European Stocks Lead Global Markets This Month as Stagflation Risks Fade and Capital Rotates
Miles Bennett
Oil prices dropped nearly 30% after a US-Iran interim deal on the Strait of Hormuz, lifting the Stoxx 600 roughly 1.5% this month while the S&P 500 fell 1% — fading stagflation fears are driving capital from US tech into European cyclicals.
Why did an oil crash hand the lead to European stocks?
The US and Iran struck an interim deal on the Strait of Hormuz. Oil prices fell nearly 30% in a month, directly compressing Europe's inflation pressure.
This means → the "stagflation" scenario markets feared most — no growth, rising prices — has been sharply undermined, and capital is willing to re-enter risk assets.
The Stoxx 600 rose roughly 1.5% this month; the S&P 500 fell 1% over the same period — the first clear European outperformance since the Middle East conflict escalated three months ago.
Where is the money going?
In the week after the deal, banks, industrials, and media became Europe's strongest sectors. Defensive utilities and telecoms lagged.
In plain terms = money moved from "places to hide" to "places that only earn when the economy grows" — a textbook rotation into cyclicals.
Europe's lack of mega-cap AI names, a long-standing structural gap, is now seen as an advantage while US tech rallies face scrutiny. Tikehau Capital strategist Raphael Thuin said: "Buying Europe means diversifying away from tech-sector risk."
Why are institutions turning bullish together?
Goldman Sachs and Barclays have raised their European equity return forecasts. Deutsche Bank strategists explicitly shifted preference from US to European stocks.
A Bloomberg survey of 16 forecasters puts the Stoxx 600 year-end consensus near a record high.
Morgan Stanley strategist Marina Zavolock argues the Hormuz reopening is not yet fully priced in; she has downgraded energy to neutral and added bank exposure.
How strong is the valuation and data support?
The Stoxx 600 trades at a forward P/E — valuation based on the next twelve months' expected earnings — of roughly 15×, a discount of about 25% to the S&P 500.
This means → even if European stocks keep rising, they carry a wider margin of safety relative to US equities — less risk of overpaying.
The Citi Economic Surprise Index shows European data revising upward while US data is peaking. Historically, this divergence has accompanied periods of European outperformance.
On technicals, the Stoxx 600's monthly move sits in its strongest range over 25 years.
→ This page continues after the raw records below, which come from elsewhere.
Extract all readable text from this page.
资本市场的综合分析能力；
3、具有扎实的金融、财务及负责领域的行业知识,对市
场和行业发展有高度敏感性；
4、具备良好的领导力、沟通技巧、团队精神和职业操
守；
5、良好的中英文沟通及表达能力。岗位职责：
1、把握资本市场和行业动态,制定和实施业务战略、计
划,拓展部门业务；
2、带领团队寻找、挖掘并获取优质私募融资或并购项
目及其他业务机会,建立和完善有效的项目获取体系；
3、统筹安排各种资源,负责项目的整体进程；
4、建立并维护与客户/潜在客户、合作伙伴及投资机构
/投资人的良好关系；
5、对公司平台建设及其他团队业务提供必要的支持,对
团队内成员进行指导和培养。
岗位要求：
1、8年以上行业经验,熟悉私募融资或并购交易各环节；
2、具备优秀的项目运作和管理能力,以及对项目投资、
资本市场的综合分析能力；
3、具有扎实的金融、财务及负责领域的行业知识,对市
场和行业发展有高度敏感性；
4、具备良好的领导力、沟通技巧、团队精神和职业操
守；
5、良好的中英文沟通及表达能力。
Bloomberg data show July typically extends the rally; August tends to stall as liquidity thins.
Who is still skeptical?
Bank of America's latest fund-manager survey: a net 4% of respondents expect European stocks to fall over coming months — the most bearish reading since September 2024.
Indosuez Wealth Management CIO Alexandre Drabowicz notes hawkish ECB signals reduce equities' macro appeal, though banks, strategic autonomy, and defense sectors still offer "pockets of value."
UBS strategists caution that the rally's durability requires capex to broaden beyond AI into the wider economy.
What is the biggest uncertainty?
The US-Iran negotiation itself remains fluid — talks scheduled for Friday have already been postponed, and whether the deal holds is the single largest unknown.
Berenberg multi-asset strategist Ulrich Urbahn summed it up: "As long as markets keep pricing a 'peace dividend' and locking in a lower energy risk premium, European cyclical and value outperformance can continue."
In plain terms = the entire thesis rests on one assumption — that oil prices will not spike again — and that assumption is exactly the variable most in need of proof.
Content is for reference only, not financial advice.